Saturday, August 17, 2013

processing africa: lessons on hospitality.

video

this video is from our trip to bethlehem. a remote village about 4 hours north {i think?} of kampala. this day blessed me more than any other day on our trip. have you watched the video? now you know why.

these precious children, and adults really, welcomed us with open arms.

no judgement for the muzungus. no predispositions. no half hearted smiles when we arrived. only pure hospitality. i believe, the kind of hospitality that the bible speaks of over and over.


after the welcome that we received {they're saying YOU ARE WELCOME, OUR VEESTORS!} it is my opinion that they had been preparing for months for our arrival. that really might not be the case, seeing as they do have other veestors {that's ugandan for vis-i-tors}. but they made us feel like rock stars. and why? because we are there to sing a song or two and love on them? to us it's no big deal. something a lot of us do once a year and then go back to our comfortable homes. we just want to check that off our list, but for them.... for them, it's important. it's special. something they look forward to. anticipate. celebrate.

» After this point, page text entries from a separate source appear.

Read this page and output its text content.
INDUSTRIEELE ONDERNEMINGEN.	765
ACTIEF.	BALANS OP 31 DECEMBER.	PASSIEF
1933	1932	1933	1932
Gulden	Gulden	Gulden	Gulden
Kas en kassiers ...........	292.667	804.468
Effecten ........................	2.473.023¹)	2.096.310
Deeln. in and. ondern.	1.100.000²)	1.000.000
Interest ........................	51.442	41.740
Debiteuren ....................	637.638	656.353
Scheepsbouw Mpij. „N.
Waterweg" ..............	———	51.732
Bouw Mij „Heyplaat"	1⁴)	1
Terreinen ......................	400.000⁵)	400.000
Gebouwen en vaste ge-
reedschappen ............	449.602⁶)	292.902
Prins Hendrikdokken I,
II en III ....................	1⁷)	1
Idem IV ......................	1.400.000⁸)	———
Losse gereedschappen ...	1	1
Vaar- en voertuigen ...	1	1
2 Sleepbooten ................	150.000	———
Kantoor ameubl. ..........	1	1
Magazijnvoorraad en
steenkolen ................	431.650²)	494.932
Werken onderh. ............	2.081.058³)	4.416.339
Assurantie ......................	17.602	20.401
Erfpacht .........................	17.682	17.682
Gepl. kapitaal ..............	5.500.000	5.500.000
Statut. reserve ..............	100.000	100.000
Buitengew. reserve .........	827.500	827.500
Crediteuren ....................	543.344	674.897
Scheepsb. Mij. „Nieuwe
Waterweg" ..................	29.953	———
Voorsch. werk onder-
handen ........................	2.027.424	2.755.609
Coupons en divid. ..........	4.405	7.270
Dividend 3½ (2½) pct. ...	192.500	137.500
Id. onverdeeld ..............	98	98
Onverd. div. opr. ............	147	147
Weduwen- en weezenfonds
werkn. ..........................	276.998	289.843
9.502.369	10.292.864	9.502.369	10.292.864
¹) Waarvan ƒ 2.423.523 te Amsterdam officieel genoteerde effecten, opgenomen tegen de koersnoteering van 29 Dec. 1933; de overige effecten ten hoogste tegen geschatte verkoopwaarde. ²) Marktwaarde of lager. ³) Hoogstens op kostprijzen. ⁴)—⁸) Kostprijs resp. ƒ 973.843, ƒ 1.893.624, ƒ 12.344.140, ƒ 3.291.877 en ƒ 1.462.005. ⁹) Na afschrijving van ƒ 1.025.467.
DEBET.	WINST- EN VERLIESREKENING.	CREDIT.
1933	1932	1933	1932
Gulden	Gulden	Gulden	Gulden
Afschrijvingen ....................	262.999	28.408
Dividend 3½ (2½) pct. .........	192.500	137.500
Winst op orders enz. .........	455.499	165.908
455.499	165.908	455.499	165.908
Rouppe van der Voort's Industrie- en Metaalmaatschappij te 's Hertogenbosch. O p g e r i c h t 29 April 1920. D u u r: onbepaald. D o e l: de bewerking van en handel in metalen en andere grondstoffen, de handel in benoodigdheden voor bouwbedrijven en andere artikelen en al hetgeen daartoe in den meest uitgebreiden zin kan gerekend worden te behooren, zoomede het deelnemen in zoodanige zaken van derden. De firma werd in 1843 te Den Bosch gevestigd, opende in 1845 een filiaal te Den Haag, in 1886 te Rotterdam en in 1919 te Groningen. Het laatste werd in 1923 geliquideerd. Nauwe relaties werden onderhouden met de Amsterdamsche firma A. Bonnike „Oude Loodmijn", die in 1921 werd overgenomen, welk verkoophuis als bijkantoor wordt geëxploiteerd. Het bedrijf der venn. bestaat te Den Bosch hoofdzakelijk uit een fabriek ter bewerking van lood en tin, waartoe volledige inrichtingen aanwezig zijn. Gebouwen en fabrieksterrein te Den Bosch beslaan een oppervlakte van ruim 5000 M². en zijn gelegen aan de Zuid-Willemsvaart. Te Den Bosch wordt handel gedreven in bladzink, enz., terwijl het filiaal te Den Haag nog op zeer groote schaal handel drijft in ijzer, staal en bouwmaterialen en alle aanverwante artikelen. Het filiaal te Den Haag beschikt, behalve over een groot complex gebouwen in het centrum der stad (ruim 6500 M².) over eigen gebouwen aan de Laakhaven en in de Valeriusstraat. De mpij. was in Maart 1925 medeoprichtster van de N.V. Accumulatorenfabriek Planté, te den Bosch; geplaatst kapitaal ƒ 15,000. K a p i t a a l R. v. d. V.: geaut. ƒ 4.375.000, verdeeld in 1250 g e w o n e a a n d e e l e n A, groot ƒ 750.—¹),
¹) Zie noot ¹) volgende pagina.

after their precious song, they took us on a 'tour' of their school and church. their school consists of three huts. they are actually nicer than i thought they might be. the kids learn in english. and they're really smart and they listen intently to their teachers. it's precious. but they latched onto us as we walked. and it melted me. they gave us flowers that they made and little banana leaf dolls. and opened our hands until we couldn't accept any more. 

they loved on us

it was reverse of how i thought it was supposed to be. they blessed us. 

they taught us about hospitality. how to welcome people with open arms. to anticipate their visit. 

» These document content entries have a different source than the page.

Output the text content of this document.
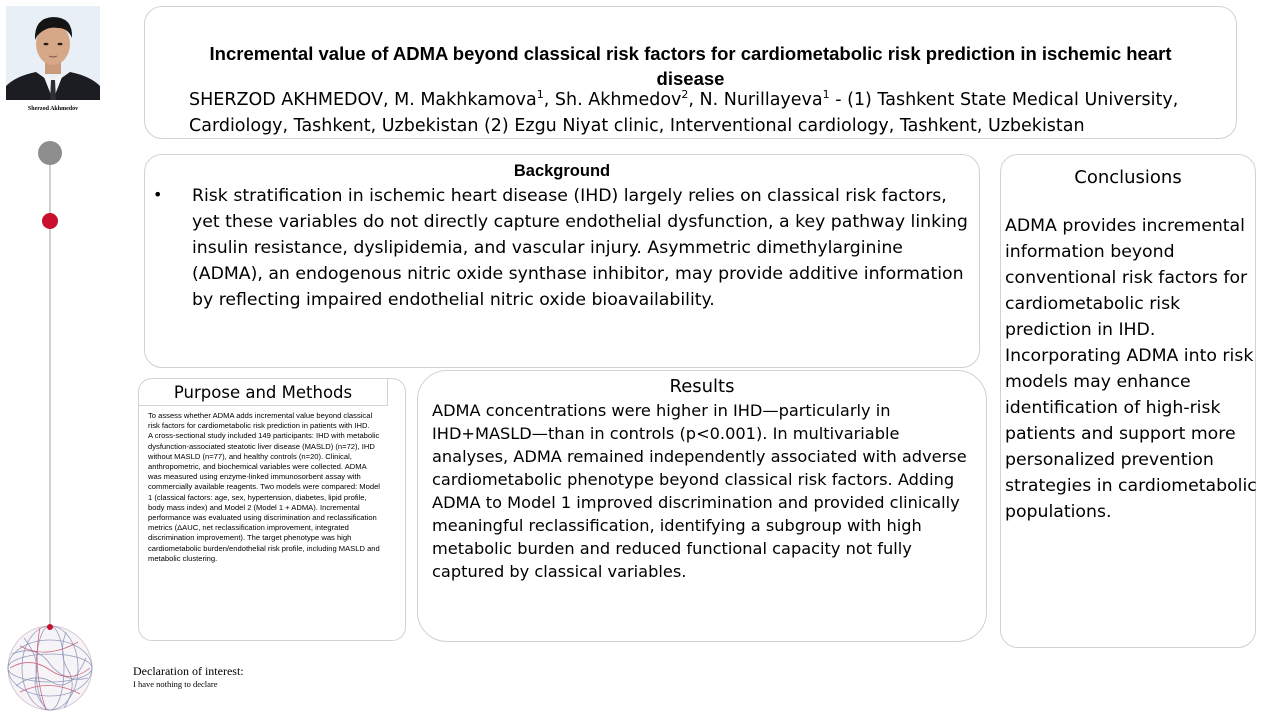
Sherzod Akhmedov
Incremental value of ADMA beyond classical risk factors for cardiometabolic risk prediction in ischemic heart disease

SHERZOD AKHMEDOV, M. Makhkamova$^1$, Sh. Akhmedov$^2$, N. Nurillayeva$^1$ - (1) Tashkent State Medical University,
Cardiology, Tashkent, Uzbekistan (2) Ezgu Niyat clinic, Interventional cardiology, Tashkent, Uzbekistan

Background
• Risk stratification in ischemic heart disease (IHD) largely relies on classical risk factors, yet these variables do not directly capture endothelial dysfunction, a key pathway linking insulin resistance, dyslipidemia, and vascular injury. Asymmetric dimethylarginine (ADMA), an endogenous nitric oxide synthase inhibitor, may provide additive information by reflecting impaired endothelial nitric oxide bioavailability.

Conclusions

ADMA provides incremental information beyond conventional risk factors for cardiometabolic risk prediction in IHD. Incorporating ADMA into risk models may enhance identification of high-risk patients and support more personalized prevention strategies in cardiometabolic populations.

Purpose and Methods
To assess whether ADMA adds incremental value beyond classical risk factors for cardiometabolic risk prediction in patients with IHD.
A cross-sectional study included 149 participants: IHD with metabolic dysfunction-associated steatotic liver disease (MASLD) (n=72), IHD without MASLD (n=77), and healthy controls (n=20). Clinical, anthropometric, and biochemical variables were collected. ADMA was measured using enzyme-linked immunosorbent assay with commercially available reagents. Two models were compared: Model 1 (classical factors: age, sex, hypertension, diabetes, lipid profile, body mass index) and Model 2 (Model 1 + ADMA). Incremental performance was evaluated using discrimination and reclassification metrics (ΔAUC, net reclassification improvement, integrated discrimination improvement). The target phenotype was high cardiometabolic burden/endothelial risk profile, including MASLD and metabolic clustering.
Results

ADMA concentrations were higher in IHD—particularly in IHD+MASLD—than in controls (p<0.001). In multivariable analyses, ADMA remained independently associated with adverse cardiometabolic phenotype beyond classical risk factors. Adding ADMA to Model 1 improved discrimination and provided clinically meaningful reclassification, identifying a subgroup with high metabolic burden and reduced functional capacity not fully captured by classical variables.

Declaration of interest:

I have nothing to declare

it made me wonder what life would look like if i did that in my home. if my home was always open and felt welcome to all. without judgement or reservation. without the half-hearted smile and "i hope you don't stay too long so i can go back to watching real housewives" conversation.

what would that look like?




i think it would do a lot of good for the world if we, as believers, treated others like these precious ugandans treated us. 

it would leave a mark on people's souls. 

if we truly, genuinely, invested in our neighbors. our school teachers. my goodness - if we invested in our friends & family this much, we would change the world. 
 

we are a distracted nation. distracted and busy with life. it's hard to be fully present in our world. with calendars, church events & scheduled activities. we're hardly ever there. we're already on to the next thing on our to do list for the day - or scheduling the next thing - or talking about scheduling the next thing. 

we are very rarely focused on the here & now. or, at least that's how i feel i am.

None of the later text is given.